To offer psychotherapists systematic feedback on individual therapies and to improve the overall quality of psychotherapeutic care in the Czech Republic – this is the aim of the new application named DeePsy, enabling automatic speech processing. The researchers from the BUT Speech@FIT group and their colleagues from Masaryk University are currently working on its development. The application should be completed in June next year.
Psychotherapists often lack feedback that would allow them to continuously evaluate their work. "Psychotherapy is a demanding activity where therapists process a significant amount of information. While they consciously analyse some information, they often process much more unconsciously and intuitively. This can lead them to overlook subtle signals of the client's distress or deterioration. Clients usually solve their own problems rather than evaluate the professionalism of the therapist's performance. Some studies have also revealed a declining level or stagnation in psychotherapeutic qualities over time," explains Pavel Matějka from the BUT group Speech@FIT.
Manual transcription of individual sessions and their subsequent analysis are time consuming. To address this, experts from Masaryk University turned to researchers from FIT BUT, who specialise in automatic processing and information extraction from speech. The test version of the DeePsy app, functioning on deep learning principles, offers psychotherapists automatic session transcriptions and analyses of their content.
Graphs comparing client and therapist speech show who spoke more during the session and the average words spoken per minute. The analysis of key words can reveal the prevailing emotions in the speech and the proportion of verbs formulated in past, present, or future tenses. The app can also evaluate the frequency of the most used words.
"Research studies indicate that when the language of the client and therapist significantly differs, whether in content or form, it can indicate problems in the therapeutic relationship. DeePsy alerts the therapist to such discrepancies. How the therapist handles this information, however, depends on the individual therapist. We are merely providing information," adds Matějka.
To obtain information from speech, FIT researchers use technologies such as automatic speech recognition, natural language processing and machine learning. The neural network algorithm was trained on thousands of hours of audio recordings, ranging from interviews to phone calls to spoken monologues. However, they immediately encountered a challenge: "We found that during therapy sessions, speech is very different from ordinary speech. Clients are usually emotionally distraught, so they often repeat words – perhaps three to five times – before moving on. Creating a meaningful transcript of conversations initially took us much more time," Matějka adds.

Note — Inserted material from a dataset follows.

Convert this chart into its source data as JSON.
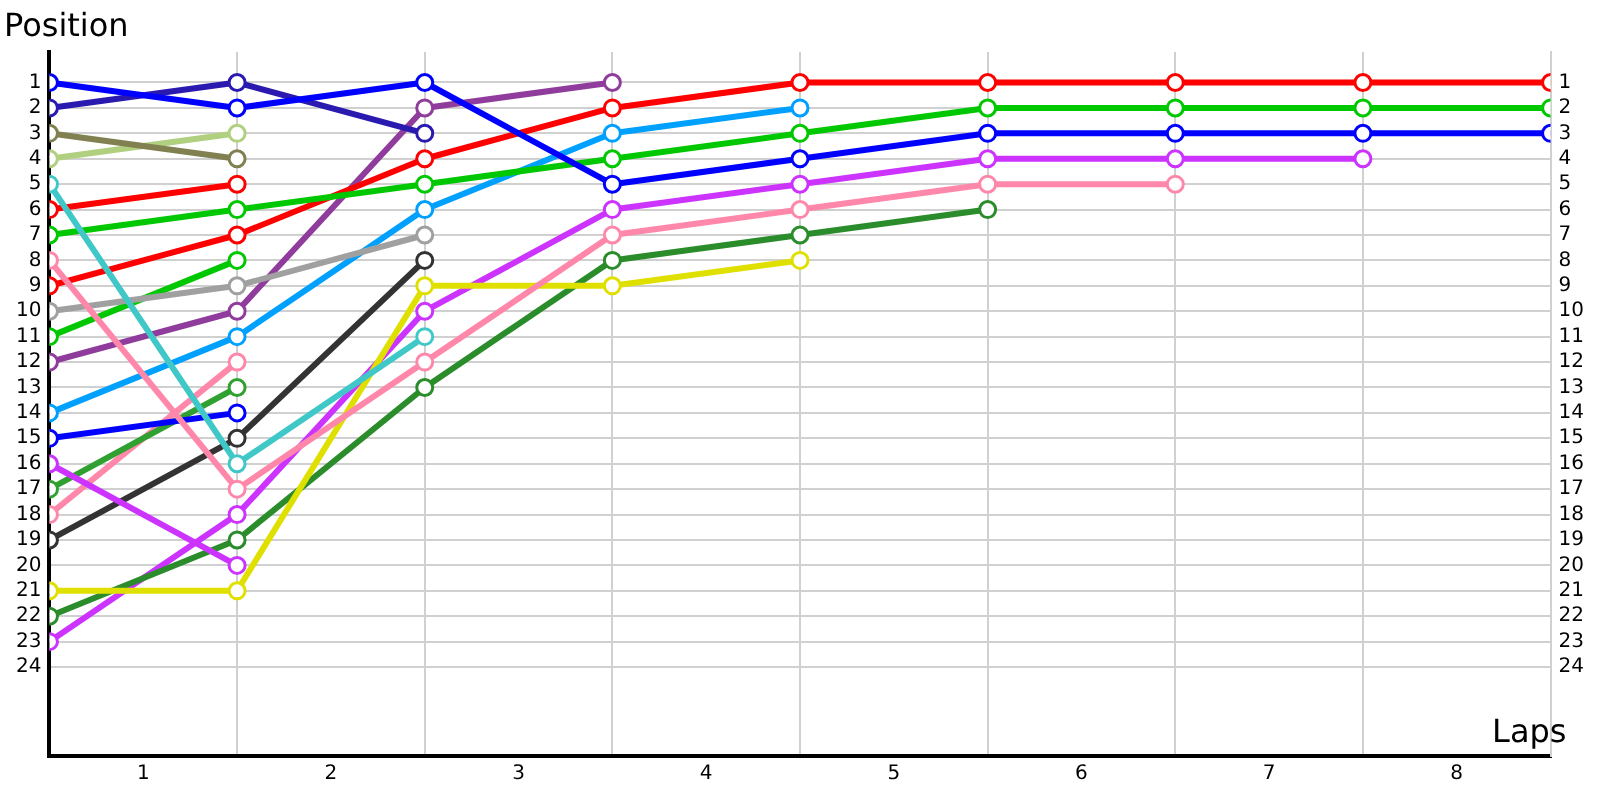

The DeePsy application also includes a client questionnaire system, allowing for systematic feedback on working with clients alongside audio recordings. "Next, we will work on evaluating the therapist's interventions. The algorithm should be able to determine whether therapists frequently ask questions, interpret, provide information or give recommendations," says Matějka.
The web application, which is being developed as part of a project of the Czech Technology Agency, is currently being tested by researchers together with therapists at the Psychosomatic Clinic and the Therapeutic Harbour. It is expected to be ready for use in June next year. "We hope that it will provide psychotherapists with user-friendly and valuable feedback that will contribute to the improvement of psychotherapeutic care in the Czech Republic," Matějka concludes.